The everlasting horror of the Holocaust looming over Prague and the palace is conveyed in Eisen’s narrative in the person of his mother, Frieda, who grew up in the Czech countryside in a devoutly Orthodox Jewish family, as poor and as uneducated as the builders of the mansion were rich and steeped in high European culture. She survived slave labor camps and numerous near-death experiences to make her way eventually as a refugee to California. It is there that she and her husband ran an all-American hamburger stand, and where Norm Eisen was born and raised. In a deft maneuver that is unusual in a memoir—especially for a Washington memoir by a public figure—Ambassador Eisen remains almost invisible in his own narrative; he almost renders himself a literary device for conveying his mother’s life’s story of survival. The enduring wariness and fear that haunts her, even as her son returns to Prague on Air Force One with President Barack Obama, is a testament to the horrors she endured. This narrative element powerfully underscores the perils of backsliding to atavistic hatreds in a part of the world still given to the ugliest aspects of nationalism and violence.

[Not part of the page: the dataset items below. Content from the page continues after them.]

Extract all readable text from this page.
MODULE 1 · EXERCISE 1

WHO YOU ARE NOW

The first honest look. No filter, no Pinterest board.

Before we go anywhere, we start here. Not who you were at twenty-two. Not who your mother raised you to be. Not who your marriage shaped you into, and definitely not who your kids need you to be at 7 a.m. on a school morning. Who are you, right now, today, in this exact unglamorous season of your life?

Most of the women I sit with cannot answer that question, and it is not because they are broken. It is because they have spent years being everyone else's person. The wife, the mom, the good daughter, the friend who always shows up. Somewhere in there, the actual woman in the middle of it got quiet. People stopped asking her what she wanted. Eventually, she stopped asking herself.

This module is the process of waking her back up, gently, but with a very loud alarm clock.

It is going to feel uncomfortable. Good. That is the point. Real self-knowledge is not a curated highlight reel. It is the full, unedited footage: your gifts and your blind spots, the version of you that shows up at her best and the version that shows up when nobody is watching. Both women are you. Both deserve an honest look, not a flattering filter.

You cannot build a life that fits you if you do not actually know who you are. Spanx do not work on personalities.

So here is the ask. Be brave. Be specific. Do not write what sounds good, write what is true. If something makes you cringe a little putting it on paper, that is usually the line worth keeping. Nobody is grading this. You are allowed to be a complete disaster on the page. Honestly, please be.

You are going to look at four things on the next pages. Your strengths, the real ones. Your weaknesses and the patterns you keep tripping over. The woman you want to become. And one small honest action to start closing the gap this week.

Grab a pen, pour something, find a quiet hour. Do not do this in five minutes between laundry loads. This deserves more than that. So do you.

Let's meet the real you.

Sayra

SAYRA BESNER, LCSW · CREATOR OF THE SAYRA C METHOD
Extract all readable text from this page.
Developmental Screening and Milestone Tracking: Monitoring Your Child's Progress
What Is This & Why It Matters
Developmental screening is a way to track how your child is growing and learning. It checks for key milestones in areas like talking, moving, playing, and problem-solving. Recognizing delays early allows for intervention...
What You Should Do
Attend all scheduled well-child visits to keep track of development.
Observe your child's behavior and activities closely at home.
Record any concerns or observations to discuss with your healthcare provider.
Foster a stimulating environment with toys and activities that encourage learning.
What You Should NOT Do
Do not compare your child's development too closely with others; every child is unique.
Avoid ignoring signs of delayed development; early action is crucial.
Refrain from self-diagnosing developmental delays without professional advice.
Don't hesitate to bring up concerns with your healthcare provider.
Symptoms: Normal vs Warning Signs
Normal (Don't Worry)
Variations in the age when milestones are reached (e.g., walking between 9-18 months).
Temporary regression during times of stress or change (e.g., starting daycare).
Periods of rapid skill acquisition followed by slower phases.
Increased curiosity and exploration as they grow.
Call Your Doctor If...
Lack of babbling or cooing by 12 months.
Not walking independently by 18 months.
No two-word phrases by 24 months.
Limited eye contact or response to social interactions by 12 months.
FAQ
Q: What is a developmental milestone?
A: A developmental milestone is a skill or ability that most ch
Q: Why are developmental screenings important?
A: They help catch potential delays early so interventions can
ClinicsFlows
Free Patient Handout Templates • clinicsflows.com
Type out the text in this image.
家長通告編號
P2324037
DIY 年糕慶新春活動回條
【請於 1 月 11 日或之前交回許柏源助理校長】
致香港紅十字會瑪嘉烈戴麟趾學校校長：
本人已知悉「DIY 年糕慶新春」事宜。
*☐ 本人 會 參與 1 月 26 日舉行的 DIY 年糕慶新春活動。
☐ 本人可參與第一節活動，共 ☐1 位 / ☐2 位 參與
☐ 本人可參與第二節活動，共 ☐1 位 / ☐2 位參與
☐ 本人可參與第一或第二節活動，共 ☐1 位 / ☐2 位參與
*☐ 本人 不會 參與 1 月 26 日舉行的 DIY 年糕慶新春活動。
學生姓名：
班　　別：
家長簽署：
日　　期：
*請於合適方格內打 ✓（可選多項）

As the best American diplomats do, Ambassador Eisen during his tenure in Prague goes toe-to-toe with rising forces of ugly and emotional nationalism on the one hand, and cynical accommodation to Russian efforts to undermine the West on the other, and he is frank in describing the Czech leaders with whom he engages. Feckless and bombastic politicians are apparently part of the landscape of democratic polities these days, which is why the center of gravity of the Western liberal democratic sensibility has moved outside of official circles these days. Norm Eisen’s terrific book reminds us that unknown people do remarkable things all the time, and that individuals often outperform their governments, notwithstanding all the mayhem in the world. This is as true of three enlisted Czech servicemen on a battlefield in Afghanistan, as it is true of a girl named Frieda from a shtetl in the Czech countryside. This American son of asylum seekers from the carnage of faraway wars has captured the essence of the American idea in this riveting story of a grand old home in Prague.